E.g if your framework works only on top of HDFS it can integrate with Alluxio and support S3, GlusterFS, GCS (Google Cloud Storage), …. for free.
As Alluxio sits between the application and the physical storage it can save the data into its own memory as it fetches it from the real storages.
As a result you gain speed: it ‘s much faster to read data from Alluxio’s memory than from S3 going over the internet.
Alluxio provides some additional tiered storage for SSD and disks in addition to memory.
The data stored into the tiered storage is manage by Alluxio and is not directly accessible. (in a similar way that HDFS as not directly readable – data is chunked into many files with some additional metadata).
Usage shows that it’s common to gain an order of magnitude in terms of speed when running computation using Alluxio.
The unified naming really works in the same way as we mount disks and hosts into a file system.
It’s the master job to maintain this unified naming.

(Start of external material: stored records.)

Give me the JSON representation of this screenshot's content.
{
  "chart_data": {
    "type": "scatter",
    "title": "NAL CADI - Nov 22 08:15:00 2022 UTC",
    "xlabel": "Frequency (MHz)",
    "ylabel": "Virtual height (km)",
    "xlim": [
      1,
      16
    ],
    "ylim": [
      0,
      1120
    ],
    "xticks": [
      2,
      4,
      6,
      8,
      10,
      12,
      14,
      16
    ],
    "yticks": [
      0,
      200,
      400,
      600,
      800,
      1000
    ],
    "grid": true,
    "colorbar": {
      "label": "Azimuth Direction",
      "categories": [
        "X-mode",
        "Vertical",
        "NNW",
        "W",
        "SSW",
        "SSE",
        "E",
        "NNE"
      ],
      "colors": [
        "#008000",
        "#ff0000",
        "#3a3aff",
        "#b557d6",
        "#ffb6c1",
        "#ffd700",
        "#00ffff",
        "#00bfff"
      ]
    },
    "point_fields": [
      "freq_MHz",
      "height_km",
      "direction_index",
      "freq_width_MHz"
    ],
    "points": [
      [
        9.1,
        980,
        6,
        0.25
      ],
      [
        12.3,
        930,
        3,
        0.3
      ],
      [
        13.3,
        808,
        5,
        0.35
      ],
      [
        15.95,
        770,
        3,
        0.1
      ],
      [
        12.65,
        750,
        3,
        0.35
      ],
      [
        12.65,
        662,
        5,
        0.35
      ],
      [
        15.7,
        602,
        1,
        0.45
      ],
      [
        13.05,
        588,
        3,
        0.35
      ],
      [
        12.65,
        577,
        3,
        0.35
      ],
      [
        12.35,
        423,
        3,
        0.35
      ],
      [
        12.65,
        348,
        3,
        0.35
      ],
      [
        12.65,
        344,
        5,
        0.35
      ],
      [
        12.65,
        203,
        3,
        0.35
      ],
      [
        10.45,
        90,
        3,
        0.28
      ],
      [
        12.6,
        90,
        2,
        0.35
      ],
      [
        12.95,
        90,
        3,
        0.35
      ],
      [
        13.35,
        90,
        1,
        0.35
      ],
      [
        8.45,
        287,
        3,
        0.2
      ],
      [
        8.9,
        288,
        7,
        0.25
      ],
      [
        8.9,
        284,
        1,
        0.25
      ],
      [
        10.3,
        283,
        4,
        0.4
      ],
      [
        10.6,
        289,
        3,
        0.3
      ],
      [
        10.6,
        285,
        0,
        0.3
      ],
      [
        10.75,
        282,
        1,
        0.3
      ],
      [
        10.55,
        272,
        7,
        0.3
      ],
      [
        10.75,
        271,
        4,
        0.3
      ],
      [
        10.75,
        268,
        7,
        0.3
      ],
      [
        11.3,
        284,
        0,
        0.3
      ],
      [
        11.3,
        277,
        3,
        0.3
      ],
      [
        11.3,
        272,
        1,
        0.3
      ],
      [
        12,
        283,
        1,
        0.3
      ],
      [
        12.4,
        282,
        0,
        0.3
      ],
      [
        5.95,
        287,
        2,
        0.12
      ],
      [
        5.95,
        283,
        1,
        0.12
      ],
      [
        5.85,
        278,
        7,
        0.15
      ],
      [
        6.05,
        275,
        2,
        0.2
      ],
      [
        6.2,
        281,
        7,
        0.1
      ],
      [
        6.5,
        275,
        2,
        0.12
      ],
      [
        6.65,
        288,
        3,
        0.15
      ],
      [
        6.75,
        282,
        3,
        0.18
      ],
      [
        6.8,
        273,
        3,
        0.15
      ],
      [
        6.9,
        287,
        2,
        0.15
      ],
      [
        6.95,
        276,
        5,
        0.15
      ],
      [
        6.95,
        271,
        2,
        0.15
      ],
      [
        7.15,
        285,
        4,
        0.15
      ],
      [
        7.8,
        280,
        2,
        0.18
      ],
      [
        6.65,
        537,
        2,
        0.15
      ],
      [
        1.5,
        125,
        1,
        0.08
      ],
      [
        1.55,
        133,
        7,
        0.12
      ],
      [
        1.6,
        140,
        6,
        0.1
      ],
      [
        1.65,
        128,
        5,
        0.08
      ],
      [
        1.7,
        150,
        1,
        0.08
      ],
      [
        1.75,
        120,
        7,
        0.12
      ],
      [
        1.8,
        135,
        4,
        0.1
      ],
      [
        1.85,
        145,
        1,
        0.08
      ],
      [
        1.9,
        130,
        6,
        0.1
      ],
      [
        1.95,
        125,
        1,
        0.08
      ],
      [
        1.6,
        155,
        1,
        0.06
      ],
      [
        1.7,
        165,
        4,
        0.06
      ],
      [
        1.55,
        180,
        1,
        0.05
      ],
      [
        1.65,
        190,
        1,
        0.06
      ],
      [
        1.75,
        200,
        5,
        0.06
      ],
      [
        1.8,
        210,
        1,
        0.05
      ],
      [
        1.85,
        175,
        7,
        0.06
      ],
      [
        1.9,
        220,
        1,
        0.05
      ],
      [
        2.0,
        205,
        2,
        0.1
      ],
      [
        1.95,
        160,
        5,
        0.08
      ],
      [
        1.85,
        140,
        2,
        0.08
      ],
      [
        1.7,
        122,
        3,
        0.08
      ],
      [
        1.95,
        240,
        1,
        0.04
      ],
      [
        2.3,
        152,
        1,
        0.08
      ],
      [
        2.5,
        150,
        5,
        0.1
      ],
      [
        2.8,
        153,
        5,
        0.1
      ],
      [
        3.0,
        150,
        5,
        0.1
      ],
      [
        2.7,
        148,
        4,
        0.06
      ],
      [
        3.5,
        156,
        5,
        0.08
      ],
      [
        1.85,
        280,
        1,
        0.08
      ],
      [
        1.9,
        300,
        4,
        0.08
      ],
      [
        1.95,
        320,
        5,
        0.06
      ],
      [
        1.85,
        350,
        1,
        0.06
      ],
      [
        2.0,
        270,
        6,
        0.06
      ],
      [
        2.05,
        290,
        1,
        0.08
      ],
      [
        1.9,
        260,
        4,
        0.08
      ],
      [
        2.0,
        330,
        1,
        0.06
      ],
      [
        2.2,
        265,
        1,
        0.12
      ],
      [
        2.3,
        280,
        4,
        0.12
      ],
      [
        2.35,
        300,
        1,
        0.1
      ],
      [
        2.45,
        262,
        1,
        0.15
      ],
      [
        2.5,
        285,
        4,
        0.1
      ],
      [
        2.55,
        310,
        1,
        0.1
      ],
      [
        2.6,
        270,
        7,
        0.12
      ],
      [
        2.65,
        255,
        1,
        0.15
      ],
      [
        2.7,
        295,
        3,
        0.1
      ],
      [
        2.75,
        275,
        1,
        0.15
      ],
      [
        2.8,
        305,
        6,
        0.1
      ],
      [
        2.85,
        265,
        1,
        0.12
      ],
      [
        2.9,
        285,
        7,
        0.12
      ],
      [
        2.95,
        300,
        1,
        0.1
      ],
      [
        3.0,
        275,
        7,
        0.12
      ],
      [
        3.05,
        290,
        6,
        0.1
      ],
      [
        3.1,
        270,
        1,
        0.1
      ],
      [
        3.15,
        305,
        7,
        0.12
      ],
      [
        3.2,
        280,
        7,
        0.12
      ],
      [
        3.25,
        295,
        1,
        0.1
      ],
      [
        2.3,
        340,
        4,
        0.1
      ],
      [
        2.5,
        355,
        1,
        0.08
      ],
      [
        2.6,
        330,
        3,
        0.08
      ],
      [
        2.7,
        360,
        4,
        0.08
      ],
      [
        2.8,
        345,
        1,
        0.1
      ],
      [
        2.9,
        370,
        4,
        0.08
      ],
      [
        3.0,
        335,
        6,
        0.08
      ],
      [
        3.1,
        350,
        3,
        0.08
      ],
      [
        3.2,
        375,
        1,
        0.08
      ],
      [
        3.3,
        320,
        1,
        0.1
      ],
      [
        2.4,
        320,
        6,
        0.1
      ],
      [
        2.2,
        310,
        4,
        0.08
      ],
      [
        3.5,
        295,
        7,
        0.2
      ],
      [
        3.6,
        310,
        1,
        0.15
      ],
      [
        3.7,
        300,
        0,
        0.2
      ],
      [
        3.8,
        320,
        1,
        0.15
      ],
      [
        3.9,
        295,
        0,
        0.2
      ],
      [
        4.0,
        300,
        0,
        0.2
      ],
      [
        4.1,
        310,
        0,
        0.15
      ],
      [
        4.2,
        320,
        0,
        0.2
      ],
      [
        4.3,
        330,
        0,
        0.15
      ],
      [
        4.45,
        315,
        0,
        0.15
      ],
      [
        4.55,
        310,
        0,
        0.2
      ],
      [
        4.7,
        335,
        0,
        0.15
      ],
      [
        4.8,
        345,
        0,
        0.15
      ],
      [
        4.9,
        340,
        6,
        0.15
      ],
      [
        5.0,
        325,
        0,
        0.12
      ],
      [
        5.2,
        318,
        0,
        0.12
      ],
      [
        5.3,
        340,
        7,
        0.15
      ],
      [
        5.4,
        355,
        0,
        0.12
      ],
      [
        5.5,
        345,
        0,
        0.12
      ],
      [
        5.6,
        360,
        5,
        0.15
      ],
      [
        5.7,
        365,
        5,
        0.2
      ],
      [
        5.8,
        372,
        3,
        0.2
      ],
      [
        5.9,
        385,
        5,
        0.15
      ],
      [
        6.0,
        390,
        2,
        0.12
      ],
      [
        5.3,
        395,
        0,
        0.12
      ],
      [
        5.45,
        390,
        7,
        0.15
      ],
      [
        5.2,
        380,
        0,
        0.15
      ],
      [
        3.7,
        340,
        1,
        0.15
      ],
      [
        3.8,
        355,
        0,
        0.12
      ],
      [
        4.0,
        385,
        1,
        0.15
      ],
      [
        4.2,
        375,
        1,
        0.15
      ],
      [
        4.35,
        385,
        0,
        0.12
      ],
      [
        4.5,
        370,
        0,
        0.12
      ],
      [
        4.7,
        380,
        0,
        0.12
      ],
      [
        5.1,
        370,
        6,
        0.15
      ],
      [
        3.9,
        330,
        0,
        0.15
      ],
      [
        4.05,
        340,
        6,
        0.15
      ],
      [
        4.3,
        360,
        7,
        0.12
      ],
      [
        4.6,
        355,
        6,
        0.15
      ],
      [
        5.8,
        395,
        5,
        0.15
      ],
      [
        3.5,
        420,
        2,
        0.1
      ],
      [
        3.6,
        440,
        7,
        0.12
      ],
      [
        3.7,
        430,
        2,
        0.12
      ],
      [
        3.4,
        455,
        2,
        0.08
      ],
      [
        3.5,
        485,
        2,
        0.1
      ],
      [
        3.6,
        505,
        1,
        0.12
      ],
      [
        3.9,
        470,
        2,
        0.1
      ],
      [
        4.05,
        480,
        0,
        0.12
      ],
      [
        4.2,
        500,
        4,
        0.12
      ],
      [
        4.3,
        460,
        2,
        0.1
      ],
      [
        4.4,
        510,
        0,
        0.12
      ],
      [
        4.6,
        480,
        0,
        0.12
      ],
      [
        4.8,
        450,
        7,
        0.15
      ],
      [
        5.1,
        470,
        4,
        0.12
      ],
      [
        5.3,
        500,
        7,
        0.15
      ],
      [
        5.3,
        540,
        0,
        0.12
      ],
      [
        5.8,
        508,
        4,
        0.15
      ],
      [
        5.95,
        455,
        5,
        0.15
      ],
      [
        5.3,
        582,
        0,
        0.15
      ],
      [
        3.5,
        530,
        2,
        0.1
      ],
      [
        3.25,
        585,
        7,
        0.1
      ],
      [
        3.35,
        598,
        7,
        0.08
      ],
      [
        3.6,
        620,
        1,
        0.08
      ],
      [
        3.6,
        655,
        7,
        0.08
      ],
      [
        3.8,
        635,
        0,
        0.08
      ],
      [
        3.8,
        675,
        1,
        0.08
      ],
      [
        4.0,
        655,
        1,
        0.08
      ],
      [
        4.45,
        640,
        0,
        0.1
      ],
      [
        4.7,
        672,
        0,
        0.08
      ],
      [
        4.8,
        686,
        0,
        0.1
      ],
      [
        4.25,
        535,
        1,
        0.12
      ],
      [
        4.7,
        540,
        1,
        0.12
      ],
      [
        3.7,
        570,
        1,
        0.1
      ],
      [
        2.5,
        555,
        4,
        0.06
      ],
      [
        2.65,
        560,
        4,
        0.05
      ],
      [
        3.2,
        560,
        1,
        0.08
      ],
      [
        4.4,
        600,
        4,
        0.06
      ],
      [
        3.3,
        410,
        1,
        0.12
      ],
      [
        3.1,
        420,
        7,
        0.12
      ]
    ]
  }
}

This feature is disabled by default but seemed quite interesting to me. The idea – taken from Spark (I suppose) – is to keep track of which jobs produce which data.
So that if some data is no longer accessible Alluxio can re-trigger the jobs that generated the data.
This allows huge saving in terms of space. You don’t need to duplicate all the data several times over the cluster. You can only store it once and recompute it in the seldom case of failure.
I am not sure how useful it is in practice but the idea sounds interesting and worth to explore.